Nas quase duas horas de audiência, uma das testemunhas inqueridas que deporia a favor de Oporto acabou não comparecendo, já que, conforme um dos advogados da chapa, Élio Casagrande, ''não havia necessidade, com base no que as outras depuseram''. Um dos ouvidos foi o próprio Hoffman.
O juiz informou que encaminharia ainda ontem ou hoje uma notificação ao posto de saúde, deferida por ele e solicitada pelo Ministério Público (MP), solicitando informações sobre os atendimentos que teriam sido efetuados lá. ''O posto tem 48 horas para nos responder em que condições e locais eles foram efetuados. Se necessário, ouviremos na semana que vem também os dois pacientes atendidos pelo médico'', disse. Entre as informações solicitadas, comentou o juiz, está a data em que Oporto se afastou da unidade, segundo a lei complementar 64/90, determinada em três meses anteriores ao pleito.
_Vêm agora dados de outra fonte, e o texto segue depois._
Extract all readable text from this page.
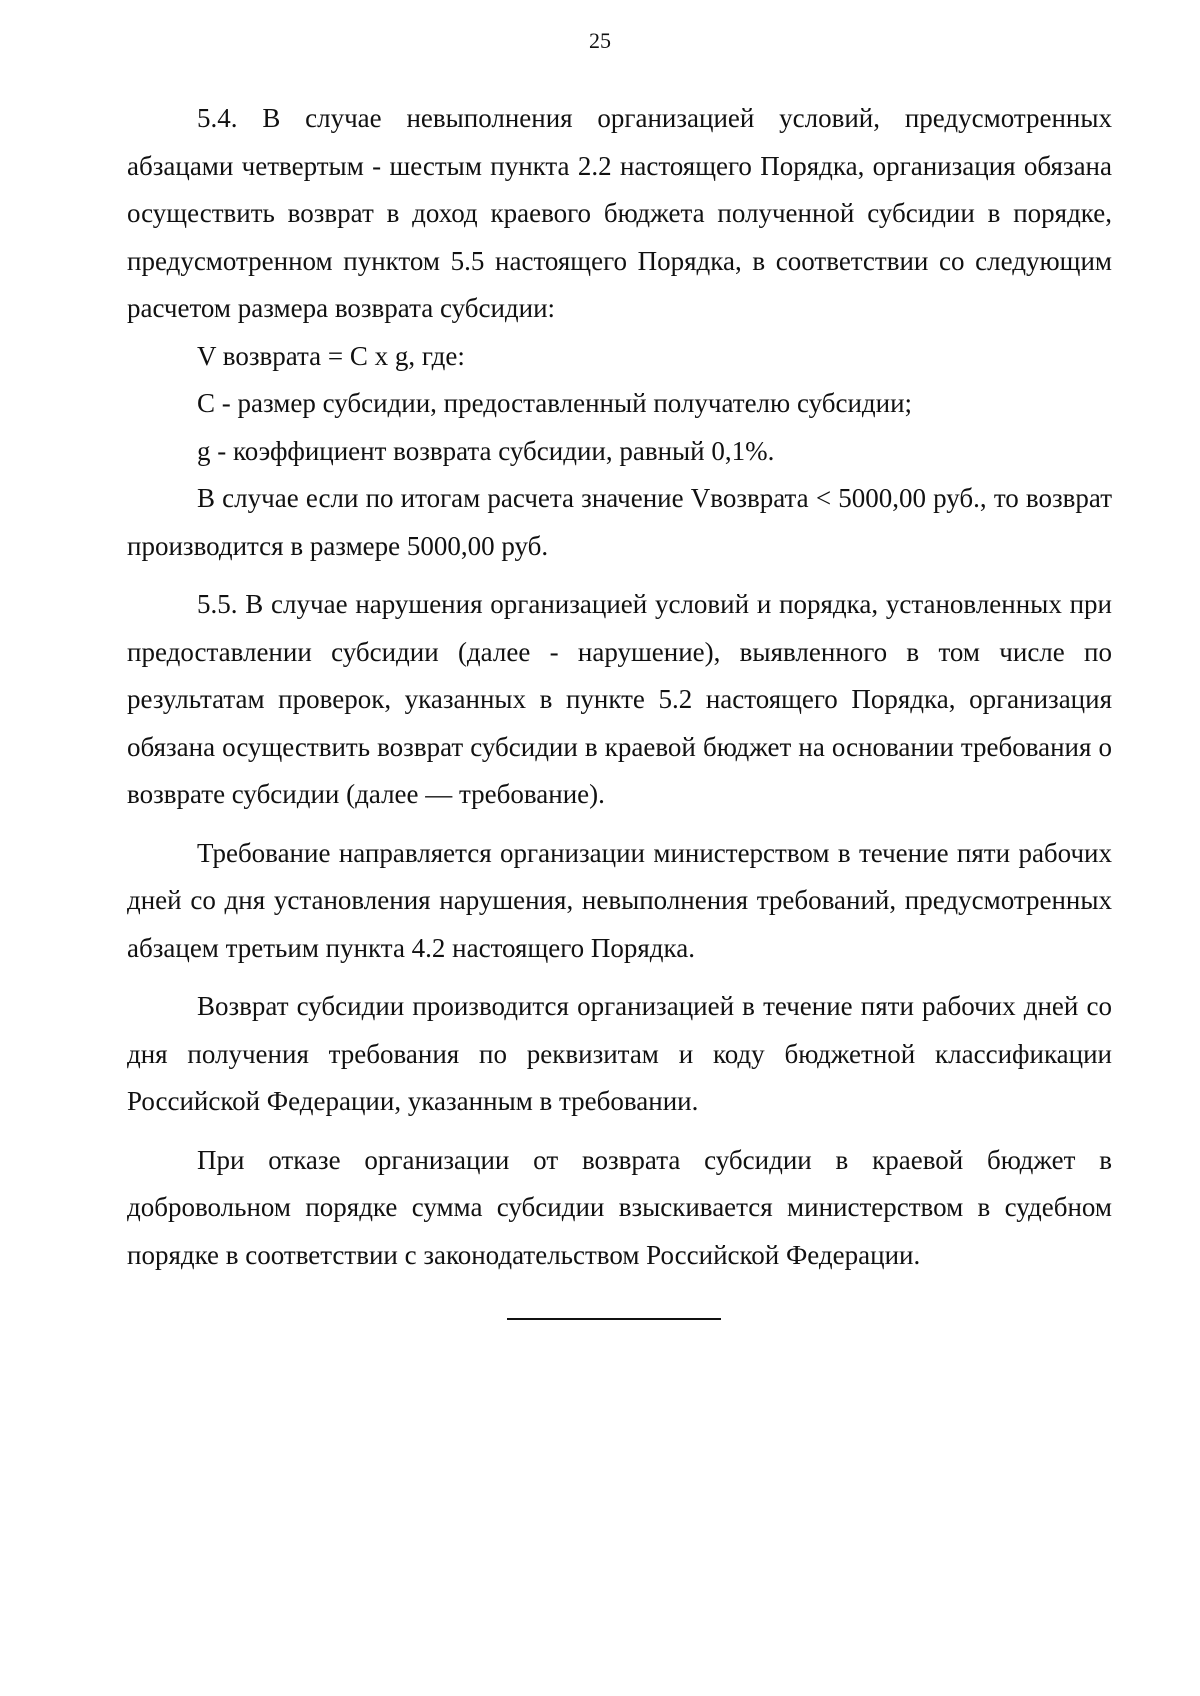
25

5.4. В случае невыполнения организацией условий, предусмотренных абзацами четвертым - шестым пункта 2.2 настоящего Порядка, организация обязана осуществить возврат в доход краевого бюджета полученной субсидии в порядке, предусмотренном пунктом 5.5 настоящего Порядка, в соответствии со следующим расчетом размера возврата субсидии:

V возврата = С х g, где:

С - размер субсидии, предоставленный получателю субсидии;

g - коэффициент возврата субсидии, равный 0,1%.

В случае если по итогам расчета значение Vвозврата < 5000,00 руб., то возврат производится в размере 5000,00 руб.

5.5. В случае нарушения организацией условий и порядка, установленных при предоставлении субсидии (далее - нарушение), выявленного в том числе по результатам проверок, указанных в пункте 5.2 настоящего Порядка, организация обязана осуществить возврат субсидии в краевой бюджет на основании требования о возврате субсидии (далее — требование).

Требование направляется организации министерством в течение пяти рабочих дней со дня установления нарушения, невыполнения требований, предусмотренных абзацем третьим пункта 4.2 настоящего Порядка.

Возврат субсидии производится организацией в течение пяти рабочих дней со дня получения требования по реквизитам и коду бюджетной классификации Российской Федерации, указанным в требовании.

При отказе организации от возврата субсидии в краевой бюджет в добровольном порядке сумма субсидии взыскивается министерством в судебном порядке в соответствии с законодательством Российской Федерации.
De acordo com o advogado Casagrande, a defesa argumenta que Oporto, como médico, não poderia omitir socorro às pessoas por quem foi procurado na ocasião. Ao que o candidato acrescenta: ''Tenho provas e testemunhas de que essas pessoas foram atendidas em meu consultório particular; onde, por sinal, ainda estou atendendo'', apontou. O juiz tem até o dia 14 de agosto para proferir a sentença; se condenado, o peemedebista pode ter indeferido o registro da candidatura, mas ainda poderá recorrer ao Tribunal Regional Eleitoral (TRE) e prosseguir em campanha.
A Folha tentou contato telefônico com Hoffman na casa dele e no setor de almoxarifado, mas ele não foi localizado. O advogado da aliança ''Sertanópolis em Boas Mãos'' (PFL, PT, PSDB, PSL e PP, com Aleocídeo Balsanelo para prefeito e Antonio Carlos Zanin para vice), Gustavo Ribeiro da Silva, negou envolvimento da chapa na notícia de inelegibilidade mas admitiu que Hoffman o procurou ''para um assessoramento jurídico''. ''Queremos que a verdade prevaleça, mas isso só as investigações vão dizer'', resumiu Silva.